English author and clergyman (1753–1842)

John Brewster (1753–1842) was an English author and clergyman.

==Life==
Brewster was the son of the Rev. Richard Brewster, M.A., vicar of Heighington in County Durham. He received his education at the grammar school of Newcastle upon Tyne under Hugh Moises, and at Lincoln College, Oxford, where he graduated B.A. in 1775, and M.A. in 1778. He was appointed curate of Stockton-on-Tees in 1776, and lecturer there in 1777. In 1791 he was presented to the vicarage of Greatham, benefice he held until 1799, when he became vicar of Stockton through the patronage of Bishop Shute Barrington. Barrington later preferred him to the rectories of Redmarshall in 1805, Boldon in 1809, and Egglescliffe in 1814.

He died at Egglescliffe 28 November 1842, aged 89.

==Works==
His chief work was his
Parochial History and Antiquities of Stockton-upon-Tees published at Stockton in 1796. A second and enlarged edition was printed in 1829.

His other works include:
- Sermons for Prisons &c (1790).
- On the Prevention of Crimes and the Advantages of Solitary Confinement (1790).
- Meditations of a Recluse, chiefly on Religious Subjects (1800).
- A Thanksgiving Sermon for the Peace (1802).
- A Secular Essay, containing a View of Events connected with the Ecclesiastical History of England during the 18th Century (1802).
- The Restoration of Family Worship recommended, in Discourses selected, with alterations, from Dr.
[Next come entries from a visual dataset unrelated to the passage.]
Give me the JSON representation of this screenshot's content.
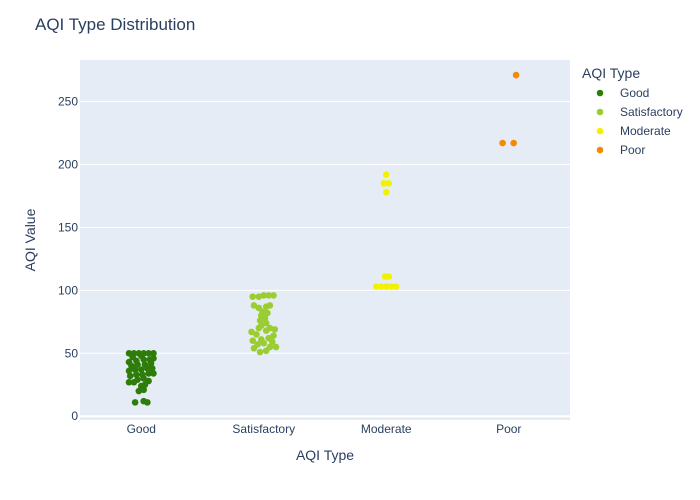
{
  "chart_data": {
    "type": "scatter",
    "title": "AQI Type Distribution",
    "xlabel": "AQI Type",
    "ylabel": "AQI Value",
    "categories": [
      "Good",
      "Satisfactory",
      "Moderate",
      "Poor"
    ],
    "yticks": [
      0,
      50,
      100,
      150,
      200,
      250
    ],
    "ylim": [
      -3,
      283
    ],
    "grid": true,
    "legend": {
      "title": "AQI Type",
      "placement": "right"
    },
    "series": [
      {
        "name": "Good",
        "category": "Good",
        "color": "#2e7d0a",
        "points": [
          {
            "y": 11,
            "jitter": -0.05
          },
          {
            "y": 12,
            "jitter": 0.02
          },
          {
            "y": 11,
            "jitter": 0.05
          },
          {
            "y": 20,
            "jitter": -0.02
          },
          {
            "y": 21,
            "jitter": 0.02
          },
          {
            "y": 24,
            "jitter": 0.0
          },
          {
            "y": 25,
            "jitter": 0.03
          },
          {
            "y": 27,
            "jitter": -0.1
          },
          {
            "y": 27,
            "jitter": -0.06
          },
          {
            "y": 28,
            "jitter": 0.06
          },
          {
            "y": 29,
            "jitter": -0.03
          },
          {
            "y": 30,
            "jitter": 0.02
          },
          {
            "y": 32,
            "jitter": -0.09
          },
          {
            "y": 33,
            "jitter": -0.04
          },
          {
            "y": 33,
            "jitter": 0.01
          },
          {
            "y": 34,
            "jitter": 0.06
          },
          {
            "y": 34,
            "jitter": 0.1
          },
          {
            "y": 36,
            "jitter": -0.1
          },
          {
            "y": 37,
            "jitter": -0.05
          },
          {
            "y": 37,
            "jitter": 0.0
          },
          {
            "y": 38,
            "jitter": 0.05
          },
          {
            "y": 38,
            "jitter": 0.09
          },
          {
            "y": 40,
            "jitter": -0.08
          },
          {
            "y": 41,
            "jitter": -0.03
          },
          {
            "y": 41,
            "jitter": 0.03
          },
          {
            "y": 42,
            "jitter": 0.08
          },
          {
            "y": 43,
            "jitter": -0.1
          },
          {
            "y": 44,
            "jitter": -0.04
          },
          {
            "y": 45,
            "jitter": 0.02
          },
          {
            "y": 45,
            "jitter": 0.07
          },
          {
            "y": 46,
            "jitter": 0.1
          },
          {
            "y": 47,
            "jitter": -0.07
          },
          {
            "y": 48,
            "jitter": 0.0
          },
          {
            "y": 50,
            "jitter": -0.1
          },
          {
            "y": 50,
            "jitter": -0.06
          },
          {
            "y": 50,
            "jitter": -0.02
          },
          {
            "y": 50,
            "jitter": 0.02
          },
          {
            "y": 50,
            "jitter": 0.06
          },
          {
            "y": 50,
            "jitter": 0.1
          }
        ]
      },
      {
        "name": "Satisfactory",
        "category": "Satisfactory",
        "color": "#9acd32",
        "points": [
          {
            "y": 51,
            "jitter": -0.03
          },
          {
            "y": 52,
            "jitter": 0.02
          },
          {
            "y": 54,
            "jitter": -0.08
          },
          {
            "y": 55,
            "jitter": 0.05
          },
          {
            "y": 55,
            "jitter": 0.1
          },
          {
            "y": 57,
            "jitter": -0.05
          },
          {
            "y": 58,
            "jitter": 0.0
          },
          {
            "y": 59,
            "jitter": 0.07
          },
          {
            "y": 60,
            "jitter": -0.09
          },
          {
            "y": 61,
            "jitter": -0.02
          },
          {
            "y": 62,
            "jitter": 0.04
          },
          {
            "y": 64,
            "jitter": 0.08
          },
          {
            "y": 65,
            "jitter": -0.06
          },
          {
            "y": 67,
            "jitter": -0.1
          },
          {
            "y": 68,
            "jitter": 0.02
          },
          {
            "y": 69,
            "jitter": 0.09
          },
          {
            "y": 70,
            "jitter": -0.04
          },
          {
            "y": 70,
            "jitter": 0.05
          },
          {
            "y": 72,
            "jitter": -0.02
          },
          {
            "y": 74,
            "jitter": 0.02
          },
          {
            "y": 76,
            "jitter": -0.03
          },
          {
            "y": 78,
            "jitter": 0.01
          },
          {
            "y": 80,
            "jitter": -0.02
          },
          {
            "y": 82,
            "jitter": 0.03
          },
          {
            "y": 83,
            "jitter": -0.01
          },
          {
            "y": 86,
            "jitter": -0.04
          },
          {
            "y": 87,
            "jitter": 0.02
          },
          {
            "y": 88,
            "jitter": -0.08
          },
          {
            "y": 88,
            "jitter": 0.05
          },
          {
            "y": 95,
            "jitter": -0.09
          },
          {
            "y": 95,
            "jitter": -0.04
          },
          {
            "y": 96,
            "jitter": 0.0
          },
          {
            "y": 96,
            "jitter": 0.04
          },
          {
            "y": 96,
            "jitter": 0.08
          }
        ]
      },
      {
        "name": "Moderate",
        "category": "Moderate",
        "color": "#f2f200",
        "points": [
          {
            "y": 103,
            "jitter": -0.08
          },
          {
            "y": 103,
            "jitter": -0.04
          },
          {
            "y": 103,
            "jitter": 0.0
          },
          {
            "y": 103,
            "jitter": 0.04
          },
          {
            "y": 103,
            "jitter": 0.08
          },
          {
            "y": 111,
            "jitter": -0.01
          },
          {
            "y": 111,
            "jitter": 0.02
          },
          {
            "y": 178,
            "jitter": 0.0
          },
          {
            "y": 185,
            "jitter": -0.02
          },
          {
            "y": 185,
            "jitter": 0.02
          },
          {
            "y": 192,
            "jitter": 0.0
          }
        ]
      },
      {
        "name": "Poor",
        "category": "Poor",
        "color": "#f28b00",
        "points": [
          {
            "y": 217,
            "jitter": -0.05
          },
          {
            "y": 217,
            "jitter": 0.04
          },
          {
            "y": 271,
            "jitter": 0.06
          }
        ]
      }
    ]
  }
}
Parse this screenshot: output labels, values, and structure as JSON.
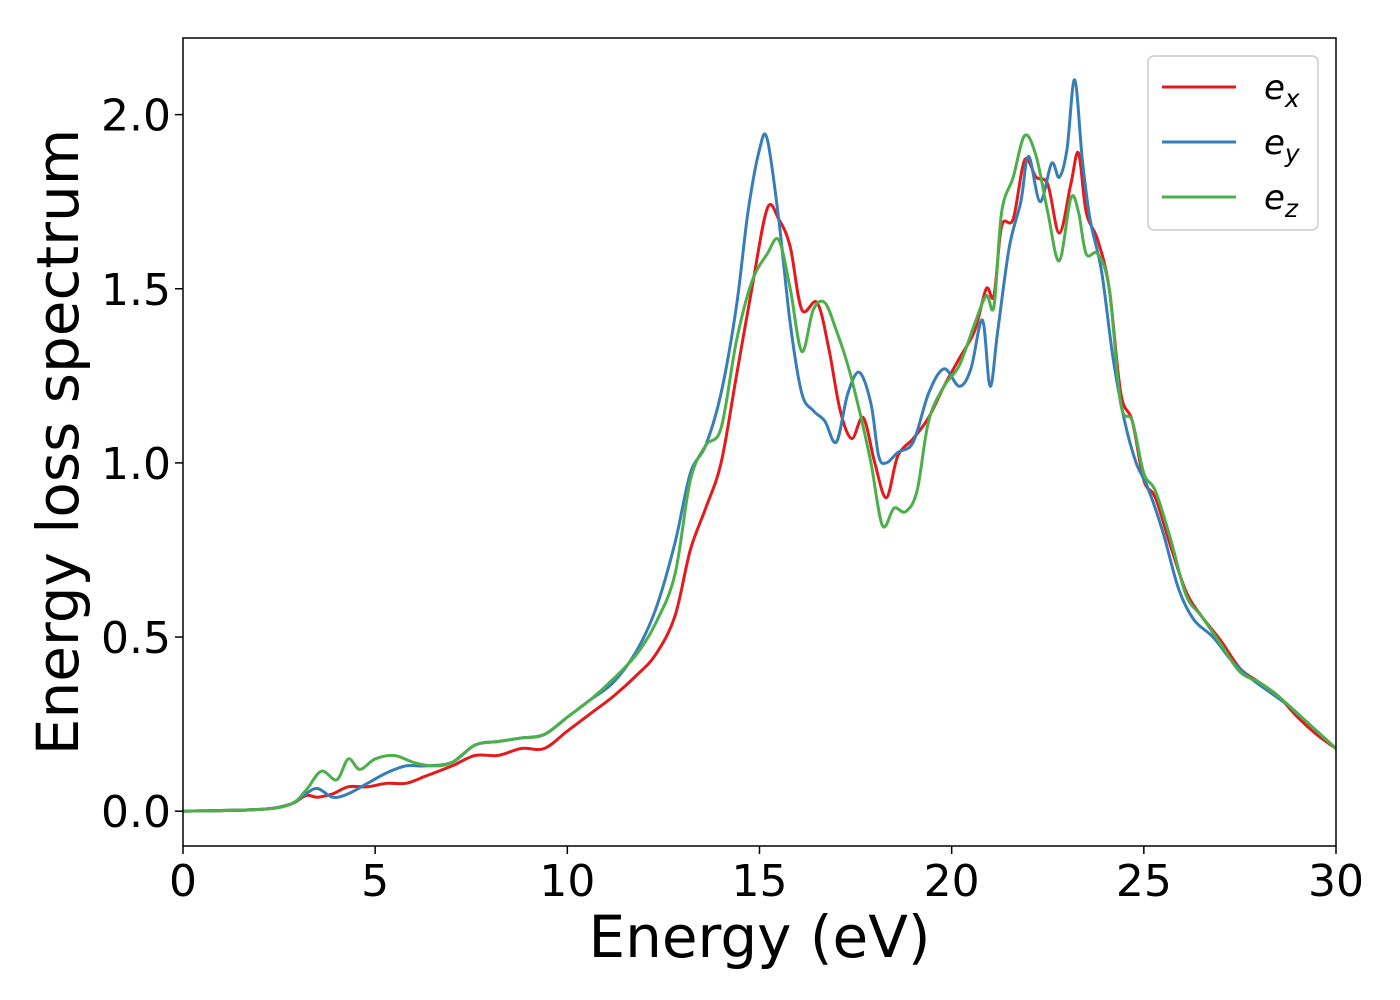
{
  "chart_data": {
    "type": "line",
    "title": "",
    "xlabel": "Energy (eV)",
    "ylabel": "Energy loss spectrum",
    "xlim": [
      0,
      30
    ],
    "ylim": [
      -0.1,
      2.22
    ],
    "xticks": [
      0,
      5,
      10,
      15,
      20,
      25,
      30
    ],
    "xtick_labels": [
      "0",
      "5",
      "10",
      "15",
      "20",
      "25",
      "30"
    ],
    "yticks": [
      0.0,
      0.5,
      1.0,
      1.5,
      2.0
    ],
    "ytick_labels": [
      "0.0",
      "0.5",
      "1.0",
      "1.5",
      "2.0"
    ],
    "grid": false,
    "legend_position": "top-right",
    "series": [
      {
        "name": "e_x",
        "label_base": "e",
        "label_sub": "x",
        "color": "#e41a1c",
        "x": [
          0,
          2,
          2.8,
          3.2,
          3.5,
          3.9,
          4.3,
          4.8,
          5.3,
          5.8,
          6.3,
          7,
          7.6,
          8.2,
          8.8,
          9.4,
          10,
          10.6,
          11.2,
          11.8,
          12.3,
          12.8,
          13.2,
          13.6,
          14,
          14.4,
          14.8,
          15.2,
          15.5,
          15.8,
          16.1,
          16.5,
          16.8,
          17.1,
          17.4,
          17.7,
          18,
          18.3,
          18.6,
          19,
          19.4,
          19.8,
          20.2,
          20.6,
          20.9,
          21.1,
          21.3,
          21.6,
          21.9,
          22.2,
          22.5,
          22.8,
          23.1,
          23.3,
          23.5,
          23.8,
          24.1,
          24.4,
          24.7,
          25,
          25.3,
          25.7,
          26.1,
          26.5,
          27,
          27.5,
          28,
          28.5,
          29,
          29.5,
          30
        ],
        "y": [
          0.0,
          0.005,
          0.02,
          0.045,
          0.04,
          0.05,
          0.07,
          0.07,
          0.08,
          0.08,
          0.1,
          0.13,
          0.16,
          0.16,
          0.18,
          0.18,
          0.23,
          0.28,
          0.33,
          0.39,
          0.45,
          0.56,
          0.75,
          0.87,
          1.0,
          1.25,
          1.5,
          1.73,
          1.7,
          1.62,
          1.44,
          1.46,
          1.33,
          1.15,
          1.07,
          1.13,
          1.0,
          0.9,
          1.02,
          1.07,
          1.13,
          1.22,
          1.3,
          1.38,
          1.5,
          1.48,
          1.68,
          1.7,
          1.87,
          1.82,
          1.8,
          1.66,
          1.8,
          1.89,
          1.72,
          1.64,
          1.5,
          1.2,
          1.12,
          0.95,
          0.9,
          0.76,
          0.63,
          0.56,
          0.49,
          0.41,
          0.37,
          0.33,
          0.27,
          0.22,
          0.18
        ]
      },
      {
        "name": "e_y",
        "label_base": "e",
        "label_sub": "y",
        "color": "#377eb8",
        "x": [
          0,
          2,
          2.8,
          3.2,
          3.5,
          3.9,
          4.3,
          4.8,
          5.3,
          5.8,
          6.3,
          7,
          7.6,
          8.2,
          8.8,
          9.4,
          10,
          10.6,
          11.2,
          11.8,
          12.3,
          12.8,
          13.2,
          13.6,
          14,
          14.4,
          14.7,
          15,
          15.2,
          15.5,
          15.8,
          16.1,
          16.4,
          16.7,
          17,
          17.3,
          17.6,
          17.9,
          18.1,
          18.3,
          18.6,
          19,
          19.4,
          19.8,
          20.2,
          20.5,
          20.8,
          21,
          21.2,
          21.5,
          21.8,
          22,
          22.3,
          22.6,
          22.8,
          23,
          23.2,
          23.4,
          23.6,
          23.9,
          24.2,
          24.5,
          24.8,
          25.1,
          25.5,
          25.9,
          26.3,
          26.8,
          27.3,
          27.8,
          28.3,
          28.8,
          29.3,
          30
        ],
        "y": [
          0.0,
          0.005,
          0.02,
          0.05,
          0.065,
          0.04,
          0.05,
          0.08,
          0.11,
          0.13,
          0.13,
          0.14,
          0.19,
          0.2,
          0.21,
          0.22,
          0.27,
          0.32,
          0.37,
          0.46,
          0.58,
          0.77,
          0.97,
          1.05,
          1.2,
          1.45,
          1.72,
          1.9,
          1.93,
          1.7,
          1.4,
          1.2,
          1.15,
          1.12,
          1.06,
          1.2,
          1.26,
          1.17,
          1.02,
          1.0,
          1.03,
          1.06,
          1.2,
          1.27,
          1.22,
          1.27,
          1.41,
          1.22,
          1.38,
          1.62,
          1.75,
          1.88,
          1.75,
          1.86,
          1.82,
          1.9,
          2.1,
          1.87,
          1.7,
          1.55,
          1.3,
          1.12,
          1.0,
          0.93,
          0.8,
          0.64,
          0.55,
          0.5,
          0.43,
          0.38,
          0.34,
          0.3,
          0.25,
          0.18
        ]
      },
      {
        "name": "e_z",
        "label_base": "e",
        "label_sub": "z",
        "color": "#4daf4a",
        "x": [
          0,
          2,
          2.8,
          3.2,
          3.6,
          4,
          4.3,
          4.6,
          5,
          5.5,
          6,
          6.5,
          7,
          7.6,
          8.2,
          8.8,
          9.4,
          10,
          10.6,
          11.2,
          11.8,
          12.3,
          12.8,
          13.2,
          13.6,
          14,
          14.4,
          14.8,
          15.2,
          15.5,
          15.8,
          16.1,
          16.4,
          16.7,
          17,
          17.3,
          17.6,
          17.9,
          18.2,
          18.5,
          18.8,
          19.1,
          19.4,
          19.8,
          20.2,
          20.6,
          20.9,
          21.1,
          21.3,
          21.6,
          21.9,
          22.2,
          22.5,
          22.8,
          23.1,
          23.3,
          23.5,
          23.8,
          24.1,
          24.4,
          24.7,
          25,
          25.3,
          25.7,
          26.1,
          26.5,
          27,
          27.5,
          28,
          28.5,
          29,
          29.5,
          30
        ],
        "y": [
          0.0,
          0.005,
          0.02,
          0.06,
          0.115,
          0.09,
          0.15,
          0.12,
          0.15,
          0.16,
          0.14,
          0.13,
          0.14,
          0.19,
          0.2,
          0.21,
          0.22,
          0.27,
          0.32,
          0.38,
          0.45,
          0.54,
          0.68,
          0.95,
          1.05,
          1.1,
          1.35,
          1.52,
          1.6,
          1.64,
          1.5,
          1.32,
          1.44,
          1.46,
          1.38,
          1.28,
          1.15,
          1.0,
          0.82,
          0.87,
          0.86,
          0.92,
          1.12,
          1.22,
          1.28,
          1.4,
          1.48,
          1.45,
          1.72,
          1.82,
          1.94,
          1.88,
          1.72,
          1.58,
          1.76,
          1.72,
          1.6,
          1.6,
          1.5,
          1.17,
          1.12,
          0.97,
          0.92,
          0.78,
          0.62,
          0.56,
          0.48,
          0.4,
          0.37,
          0.33,
          0.28,
          0.23,
          0.18
        ]
      }
    ]
  }
}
Doddridge (1804) .
- Lectures on the Acts of the Apostles(1806, 2 vols)..
- Of the Religious Improvement of Prisons, an Assize Sermon (1808).
- Meditations for the Aged, adapted to the Progress of Human Life (1810 four editions).
- Meditations for Penitents (1813).
- Reflections adapted to the Holy Seasons of the Christian and Ecclesiastical Year.
- Reflections upon the Ordination Service.
- Contemplations on the Last Discourses of our Blessed Saviour with His Disciples as recorded in the Gospel of St. John, (1822).
- A Sketch of the History of Churches in England, applied to the purposes of the Society for Promoting the Building and Enlargement of Churches and Chapels (1818).
- An Abridgment of Cave's Primitive Christianity.
- Memoir of the Rev. Hugh Moises, A.M; privately printed in 1823, and reprinted in Nichols's Illustrations of Literature, vol. v.